5.) The unexpected can be awesome.

And furthermore, it usually is. Something that MAKES SENSE but is unexpected can make a story. Seriously. Going back to the Dragonlance Chronicles, no one saw Tasslehoff Burrfoot breaking a Dragon Orb the way he did. No one expected Gollum to bite Frodo's finger off at the end of Return of the King. And, well, when Darth Vader looked at Luke Skywalker and said "No, I am your father" the whole world stopped and we all pooped our pants. See what I mean?

If you drop something in from seemingly out of left field and make it work your whole story can benefit greatly. That includes when the group in your D+D campaign finds itself trapped in a fairy ring, or popping up in Ravenloft, or wearing a really neat cloak and then the ship lifts out of the sea...

And yeah, your fiction can be made better with this as well.

6.) Never promise something and fail to deliver.

You remember that one time when your DM told you that the Grand Duke Whatshisname was supposed to award you the Awesome Thing of Coolness and a pile of gold when you completed your quest. Do you remember how badly you wanted to murder him when you found out that the town had been sacked and the Grand Duke beheaded while you were off risking your life to achieve the objective? Do you? I do. Any reader is going to feel the same if you screw the hero in the book. There are good reasons to do this sometimes but even then it should be more of a temporary setback than "Never, never gonna get it." I like En Vogue's music but I've never bought a book written by one of them.

If any of you are World of Warcraft players, think about the Lich King fight. You spent the entire expansion chasing this guy and defeating his minions. You found your way to his castle, Icecrown Citadel. You fought your way up to him by defeating waves of mobs, only God knows how many bosses, fighting a battle with another airship and killing dragons along the way. You finally get to his throne high atop ICC where you battle him... and watch someone else (Tirion Fording) kill him. Talk about ripped off. I get the fact that they wanted to match the book but COME ON. I spent the whole raid wanting to take this guy out. Why take that away from me and every other damn player that made it that far?

7.) The Law of Unintended Consequences applies in fiction as well as in fact.

Yay! The adventure is complete. You've rescued the princess, stolen the Orb of Ouchness and returned safely from the caper. You think everything is awesome. It's time to sun your buns, spend your gold and research your new spell. There's only one problem: That door you opened that didn't have anything behind it? It was a portal to The Sucky Place of Suckiness and now all of the evil Suckmonsters are here to suck the life out of everything. It's all your fault. That same guy who paid you to rescue his daughter and steal the Orb of Ouchness is now pissed at you because the Suckmonsters have consumed three villages worth of farmers and livestock. You're the one at fault because they're all coming from the place you just left and everyone knows it. Your life as you know it is about to be over and all because you opened a door... and had NO CLUE that any of this would happen.

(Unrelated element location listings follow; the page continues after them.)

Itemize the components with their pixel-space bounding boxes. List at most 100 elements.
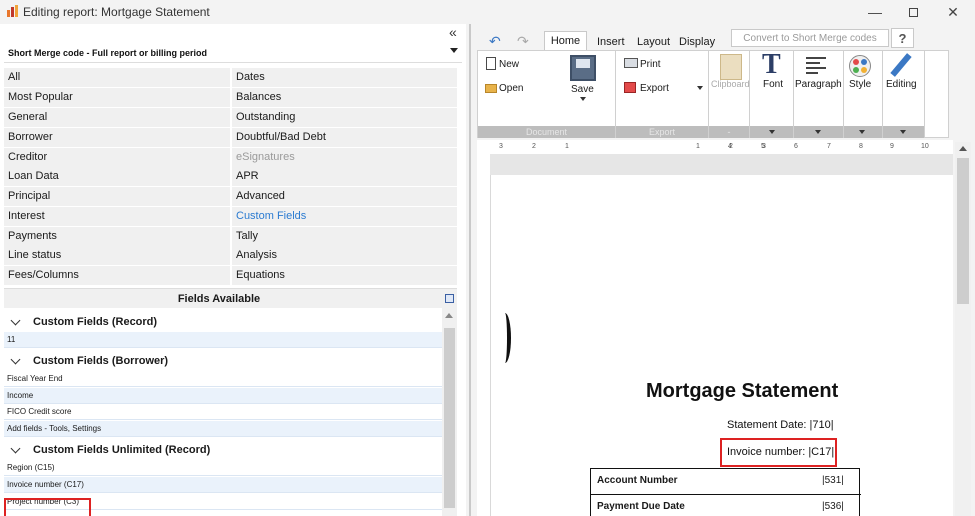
style-button[interactable]: Style [849, 79, 871, 90]
document-scrollbar[interactable] [955, 156, 971, 516]
convert-short-merge-button[interactable]: Convert to Short Merge codes [731, 29, 889, 47]
export-dropdown-icon[interactable] [697, 86, 703, 90]
paragraph-button[interactable]: Paragraph [795, 79, 842, 90]
field-item[interactable]: FICO Credit score [4, 404, 442, 420]
style-dropdown-icon[interactable] [859, 130, 865, 134]
category-borrower[interactable]: Borrower [4, 128, 230, 147]
category-general[interactable]: General [4, 108, 230, 127]
group-label: Custom Fields (Borrower) [33, 355, 169, 367]
tab-home[interactable]: Home [544, 31, 587, 51]
field-item[interactable]: Income [4, 388, 442, 404]
category-principal[interactable]: Principal [4, 187, 230, 206]
undo-icon[interactable]: ↶ [489, 33, 501, 50]
maximize-button[interactable] [893, 2, 933, 22]
window-title: Editing report: Mortgage Statement [23, 5, 210, 19]
account-number-label: Account Number [597, 475, 678, 486]
category-all[interactable]: All [4, 68, 230, 87]
group-label: Custom Fields Unlimited (Record) [33, 444, 211, 456]
export-pdf-icon [624, 82, 636, 93]
help-button[interactable]: ? [891, 28, 914, 48]
category-advanced[interactable]: Advanced [232, 187, 457, 206]
font-button[interactable]: Font [763, 79, 783, 90]
scroll-up-icon[interactable] [445, 313, 453, 318]
ruler-tick: 8 [859, 143, 863, 150]
ruler-tick: 5 [761, 143, 765, 150]
group-separator [924, 51, 925, 138]
chevron-down-icon [10, 315, 21, 326]
title-bar: Editing report: Mortgage Statement — ✕ [0, 0, 975, 24]
category-tally[interactable]: Tally [232, 227, 457, 246]
tab-display[interactable]: Display [679, 36, 715, 48]
group-custom-fields-record[interactable]: Custom Fields (Record) [4, 312, 442, 332]
field-item-invoice-number[interactable]: Invoice number (C17) [4, 477, 442, 493]
print-button[interactable]: Print [640, 59, 661, 70]
export-button[interactable]: Export [640, 83, 669, 94]
document-page[interactable]: Mortgage Statement Statement Date: |710|… [490, 175, 953, 516]
paragraph-dropdown-icon[interactable] [815, 130, 821, 134]
ruler[interactable]: 3 2 1 1 2 3 4 5 6 7 8 9 10 [477, 140, 953, 154]
font-icon: T [762, 49, 781, 80]
fields-available-title: Fields Available [177, 293, 261, 305]
group-export-label: Export [616, 126, 708, 138]
style-palette-icon [849, 55, 871, 77]
ruler-tick: 1 [696, 143, 700, 150]
payment-due-date-label: Payment Due Date [597, 501, 685, 512]
clipboard-button[interactable]: Clipboard [711, 79, 750, 89]
document-title: Mortgage Statement [646, 380, 839, 402]
category-interest[interactable]: Interest [4, 207, 230, 226]
group-custom-fields-borrower[interactable]: Custom Fields (Borrower) [4, 351, 442, 371]
category-dates[interactable]: Dates [232, 68, 457, 87]
fields-scrollbar[interactable] [442, 308, 457, 516]
category-esignatures[interactable]: eSignatures [232, 148, 457, 167]
field-item[interactable]: Region (C15) [4, 460, 442, 476]
collapse-panel-icon[interactable]: « [449, 24, 465, 40]
open-button[interactable]: Open [499, 83, 523, 94]
doc-scroll-up-button[interactable] [955, 142, 971, 156]
group-separator [793, 51, 794, 138]
editing-pencil-icon [890, 53, 912, 77]
new-button[interactable]: New [499, 59, 519, 70]
window-restore-icon[interactable] [445, 294, 454, 303]
ruler-tick: 4 [728, 143, 732, 150]
save-dropdown-icon[interactable] [580, 97, 586, 101]
merge-fields-panel: « Short Merge code - Full report or bill… [0, 24, 466, 516]
document-area[interactable]: Mortgage Statement Statement Date: |710|… [477, 154, 953, 516]
category-equations[interactable]: Equations [232, 266, 457, 285]
merge-code-dropdown-label: Short Merge code - Full report or billin… [8, 48, 208, 58]
category-analysis[interactable]: Analysis [232, 246, 457, 265]
splitter-grip[interactable] [469, 24, 471, 516]
category-custom-fields[interactable]: Custom Fields [232, 207, 457, 226]
merge-code-dropdown[interactable]: Short Merge code - Full report or billin… [4, 43, 462, 63]
scroll-thumb[interactable] [444, 328, 455, 508]
close-button[interactable]: ✕ [933, 2, 973, 22]
editing-dropdown-icon[interactable] [900, 130, 906, 134]
minimize-button[interactable]: — [855, 2, 895, 22]
category-apr[interactable]: APR [232, 167, 457, 186]
font-dropdown-icon[interactable] [769, 130, 775, 134]
app-chart-icon [7, 5, 19, 17]
ruler-tick: 10 [921, 143, 929, 150]
category-creditor[interactable]: Creditor [4, 148, 230, 167]
tab-insert[interactable]: Insert [597, 36, 625, 48]
scroll-thumb[interactable] [957, 158, 969, 304]
panel-splitter[interactable] [466, 24, 475, 516]
field-item[interactable]: Add fields - Tools, Settings [4, 421, 442, 437]
category-balances[interactable]: Balances [232, 88, 457, 107]
category-payments[interactable]: Payments [4, 227, 230, 246]
category-line-status[interactable]: Line status [4, 246, 230, 265]
field-item[interactable]: 11 [4, 332, 442, 348]
editing-button[interactable]: Editing [886, 79, 917, 90]
field-item[interactable]: Fiscal Year End [4, 371, 442, 387]
group-custom-fields-unlimited-record[interactable]: Custom Fields Unlimited (Record) [4, 440, 442, 460]
redo-icon[interactable]: ↷ [517, 33, 529, 50]
invoice-number-highlight [720, 438, 837, 467]
category-fees-columns[interactable]: Fees/Columns [4, 266, 230, 285]
category-outstanding[interactable]: Outstanding [232, 108, 457, 127]
tab-layout[interactable]: Layout [637, 36, 670, 48]
category-loan-data[interactable]: Loan Data [4, 167, 230, 186]
save-button[interactable]: Save [571, 84, 594, 95]
category-doubtful-bad-debt[interactable]: Doubtful/Bad Debt [232, 128, 457, 147]
category-most-popular[interactable]: Most Popular [4, 88, 230, 107]
page-curve-decoration [499, 313, 511, 363]
save-disk-icon [570, 55, 596, 81]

It's a lot like when the Event Horizon (in the movie of the same name) tried to travel to another solar system... and went to hell. Apparently, folding space doesn't do what everyone thinks it should. In Robotech when the SDF III takes the Robotech Expeditionary Force to the other side of the universe, they left the Earth vulnerable to an enemy that they knew nothing about. They never meant to do that, but it spawned an entire part of a series. Stuff like this just works.

So that's my version of how to tell a good story as taught by playing RPGs. What isn't here that should be? What's here that should not be?